Por uma CUT cidadã
Disseram que iríamos mudar nosso perfil depois de eleger para presidente da central um professor da rede pública; bobagem
João Felício e Antonio Carlos Spis
As novas direções executivas nacional e estadual de São Paulo da CUT tomam posse hoje à noite, em ato solene, na semana em que a central comemora 17 anos de vida (dia 28). Segundo o noticiário, estaríamos mudando o perfil e o caráter da CUT com a eleição para presidente nacional de um professor da rede pública de ensino. Queremos discordar. Sinceramente, nem nós nem o conjunto dos trabalhadores – incluindo os 2.306 delegados ao congresso da central- que debateram nas assembléias de base as teses e as propostas, bem como o melhor perfil para a nova executiva, sabemos em que estão baseadas tais afirmações.
Quem afirma isso certamente não vive o dia-a-dia da CUT e, provavelmente, não conhece os mecanismos que a entidade tem para as tomadas de decisão.
Dizer que agora vamos privilegiar o serviço público ou estatal em detrimento do setor privado é bobagem.
Terminado o 7º Congresso Nacional (que foi realizado de 15 a 19 de agosto, em Serra Negra, SP), a sensação é de que nunca a CUT esteve tão disposta, unida e fortalecida para lutar pelos direitos e interesses da classe trabalhadora quanto agora. Motivos não faltam. A conjuntura favorece a retomada das mobilizações. A inflação volta a incomodar, os salários estão aviltantes, o desemprego assola o país e o governo FHC caiu em completo descrédito na população.
Enganaram-se mais uma vez aqueles que apostaram na divisão da central. Continuaremos nos opondo radicalmente ao modelo econômico neoliberal que diminui o papel do Estado nas questões sociais ao cortar investimentos na saúde e na educação, principalmente; que desmancha os serviços públicos; que privatiza as empresas estatais estratégicas para o desenvolvimento do país; que abre indiscriminadamente o mercado às importações, provocando uma reviravolta na indústria, no comércio e no campo; que alija os sindicatos dos processos de negociação, retirando dos trabalhadores direitos adquiridos e garantidos pela Constituição, e que promove a guerra fiscal, entre outros malefícios.
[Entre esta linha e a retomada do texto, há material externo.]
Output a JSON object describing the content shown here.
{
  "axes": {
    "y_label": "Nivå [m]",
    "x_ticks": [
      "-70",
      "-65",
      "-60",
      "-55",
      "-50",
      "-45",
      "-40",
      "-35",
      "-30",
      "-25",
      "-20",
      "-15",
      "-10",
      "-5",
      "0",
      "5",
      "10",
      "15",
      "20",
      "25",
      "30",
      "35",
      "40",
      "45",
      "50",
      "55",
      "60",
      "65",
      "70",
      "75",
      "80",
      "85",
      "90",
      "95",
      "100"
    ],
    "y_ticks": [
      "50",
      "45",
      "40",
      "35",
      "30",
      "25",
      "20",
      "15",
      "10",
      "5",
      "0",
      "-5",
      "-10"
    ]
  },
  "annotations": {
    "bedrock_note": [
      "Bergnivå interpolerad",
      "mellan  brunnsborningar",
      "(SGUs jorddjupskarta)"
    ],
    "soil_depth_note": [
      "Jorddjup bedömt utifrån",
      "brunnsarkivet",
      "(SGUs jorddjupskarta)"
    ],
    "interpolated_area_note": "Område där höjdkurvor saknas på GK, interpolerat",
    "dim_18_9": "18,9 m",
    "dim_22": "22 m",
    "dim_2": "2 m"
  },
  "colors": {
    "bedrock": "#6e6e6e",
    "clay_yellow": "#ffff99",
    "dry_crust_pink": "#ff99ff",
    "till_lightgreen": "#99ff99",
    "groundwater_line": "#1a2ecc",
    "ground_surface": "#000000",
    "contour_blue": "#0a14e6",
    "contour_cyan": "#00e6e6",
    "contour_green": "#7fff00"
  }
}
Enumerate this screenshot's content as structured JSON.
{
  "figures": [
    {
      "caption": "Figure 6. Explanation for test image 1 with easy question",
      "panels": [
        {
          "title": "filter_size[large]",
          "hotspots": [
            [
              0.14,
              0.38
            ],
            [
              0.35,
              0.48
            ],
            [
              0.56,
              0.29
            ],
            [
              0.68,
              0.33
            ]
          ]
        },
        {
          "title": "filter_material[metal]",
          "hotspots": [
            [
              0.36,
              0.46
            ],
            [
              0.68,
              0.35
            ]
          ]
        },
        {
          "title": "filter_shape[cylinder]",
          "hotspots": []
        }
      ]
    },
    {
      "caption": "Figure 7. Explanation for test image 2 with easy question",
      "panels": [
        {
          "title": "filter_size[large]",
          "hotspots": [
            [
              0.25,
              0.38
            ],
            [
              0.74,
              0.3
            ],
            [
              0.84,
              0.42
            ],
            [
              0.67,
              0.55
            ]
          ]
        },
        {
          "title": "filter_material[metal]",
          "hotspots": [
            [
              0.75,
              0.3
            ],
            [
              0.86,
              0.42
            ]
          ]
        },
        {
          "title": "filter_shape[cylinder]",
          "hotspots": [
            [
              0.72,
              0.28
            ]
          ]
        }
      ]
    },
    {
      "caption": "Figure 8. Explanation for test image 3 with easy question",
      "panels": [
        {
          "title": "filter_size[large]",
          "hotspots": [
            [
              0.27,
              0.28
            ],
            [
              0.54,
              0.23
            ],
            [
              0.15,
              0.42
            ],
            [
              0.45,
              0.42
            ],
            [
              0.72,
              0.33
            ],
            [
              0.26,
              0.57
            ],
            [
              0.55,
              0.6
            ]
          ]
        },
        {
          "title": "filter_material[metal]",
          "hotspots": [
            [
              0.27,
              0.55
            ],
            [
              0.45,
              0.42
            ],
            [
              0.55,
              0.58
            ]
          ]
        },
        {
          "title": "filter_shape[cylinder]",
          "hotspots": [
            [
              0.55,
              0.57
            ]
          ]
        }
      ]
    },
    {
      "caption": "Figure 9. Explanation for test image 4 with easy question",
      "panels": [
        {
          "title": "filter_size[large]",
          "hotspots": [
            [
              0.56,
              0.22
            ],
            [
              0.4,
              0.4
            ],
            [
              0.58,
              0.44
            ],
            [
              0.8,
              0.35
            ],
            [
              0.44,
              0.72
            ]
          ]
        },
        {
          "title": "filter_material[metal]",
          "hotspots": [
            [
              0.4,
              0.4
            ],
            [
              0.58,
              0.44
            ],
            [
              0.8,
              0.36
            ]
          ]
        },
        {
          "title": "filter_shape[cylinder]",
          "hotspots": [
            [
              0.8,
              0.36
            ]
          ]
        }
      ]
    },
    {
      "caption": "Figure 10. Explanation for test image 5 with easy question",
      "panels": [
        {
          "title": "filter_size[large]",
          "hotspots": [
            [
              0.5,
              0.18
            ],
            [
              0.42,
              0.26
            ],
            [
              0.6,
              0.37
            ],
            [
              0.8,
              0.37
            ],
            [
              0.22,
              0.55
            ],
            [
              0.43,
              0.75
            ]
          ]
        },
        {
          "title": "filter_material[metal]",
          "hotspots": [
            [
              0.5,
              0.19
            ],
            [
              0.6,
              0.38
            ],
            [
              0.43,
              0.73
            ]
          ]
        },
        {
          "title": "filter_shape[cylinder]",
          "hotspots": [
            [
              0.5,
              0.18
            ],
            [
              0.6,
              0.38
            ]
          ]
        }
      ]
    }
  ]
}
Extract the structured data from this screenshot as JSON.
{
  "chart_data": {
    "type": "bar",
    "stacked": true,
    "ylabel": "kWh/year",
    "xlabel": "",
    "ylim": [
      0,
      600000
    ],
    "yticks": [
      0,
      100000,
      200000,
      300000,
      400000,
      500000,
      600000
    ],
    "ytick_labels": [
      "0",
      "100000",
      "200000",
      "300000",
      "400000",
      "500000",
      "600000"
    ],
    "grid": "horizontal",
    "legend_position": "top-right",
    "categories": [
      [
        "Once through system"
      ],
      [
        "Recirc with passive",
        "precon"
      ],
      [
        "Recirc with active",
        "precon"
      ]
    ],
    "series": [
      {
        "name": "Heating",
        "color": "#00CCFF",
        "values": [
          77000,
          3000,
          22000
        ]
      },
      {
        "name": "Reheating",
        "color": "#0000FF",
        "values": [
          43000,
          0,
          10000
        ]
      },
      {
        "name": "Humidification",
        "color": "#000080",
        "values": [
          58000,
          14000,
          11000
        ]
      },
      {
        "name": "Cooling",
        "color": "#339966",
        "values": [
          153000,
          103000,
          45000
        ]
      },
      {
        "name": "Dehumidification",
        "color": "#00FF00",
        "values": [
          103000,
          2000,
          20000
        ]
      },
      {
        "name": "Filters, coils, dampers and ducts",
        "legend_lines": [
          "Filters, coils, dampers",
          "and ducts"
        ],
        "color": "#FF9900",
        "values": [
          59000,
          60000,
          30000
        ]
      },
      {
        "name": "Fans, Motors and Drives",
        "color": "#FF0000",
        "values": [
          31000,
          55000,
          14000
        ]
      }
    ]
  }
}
Conclusão: salários aviltantes, desemprego em massa, aumento da violência, exclusão social, pobreza, discriminação de gênero e de raça, aumento da mortalidade infantil, do analfabetismo, do mercado informal e, consequentemente, diminuição da contribuição à Previdência. Mas também continuaremos a propor soluções alternativas para o debate na sociedade, buscando, como sempre fizemos, a negociação com governos e patrões.
Não é à toa que, agindo dessa forma, a CUT transformou-se na maior central sindical da América Latina e a quinta maior do mundo. Representamos hoje 21 milhões de trabalhadores, dos quais 7 milhões estão filiados -1 milhão deles apenas em São Paulo- aos nossos 3.088 sindicatos.
Mas ainda é pouco. Queremos uma central que, além do salário e do emprego, lute por todos os interesses do cidadão: saúde, educação, transporte público, moradia, segurança pública e igualdade de oportunidades entre os gêneros. Uma CUT que combata o trabalho infantil e escravo, que impulsione a agricultura familiar, a reforma agrária, que consolide e faça avançar a ADS (Agência de Desenvolvimento Solidário) e que desenvolva políticas regionais; uma CUT cidadã. Para isso precisamos de sindicatos fortes, de abrangência nacional e que acabe o famigerado imposto sindical.
Enquanto isso, voltaremos às ruas para garantir o sucesso do Plebiscito Nacional da Dívida Externa e do Grito dos Excluídos, em setembro, pela unificação das campanhas salariais, pela redução da jornada sem redução de salário, pelo fim do banco de horas e de horas extras. Sem esquecer, é claro, as eleições municipais.
A CUT é, e sempre será, um dos mais fortes instrumentos de luta da classe trabalhadora.
João Felicio, 49, professor, é presidente nacional da CUT (Central Única dos Trabalhadores).
Antonio Carlos Spis, 50, petroleiro, é presidente regional da CUT-SP.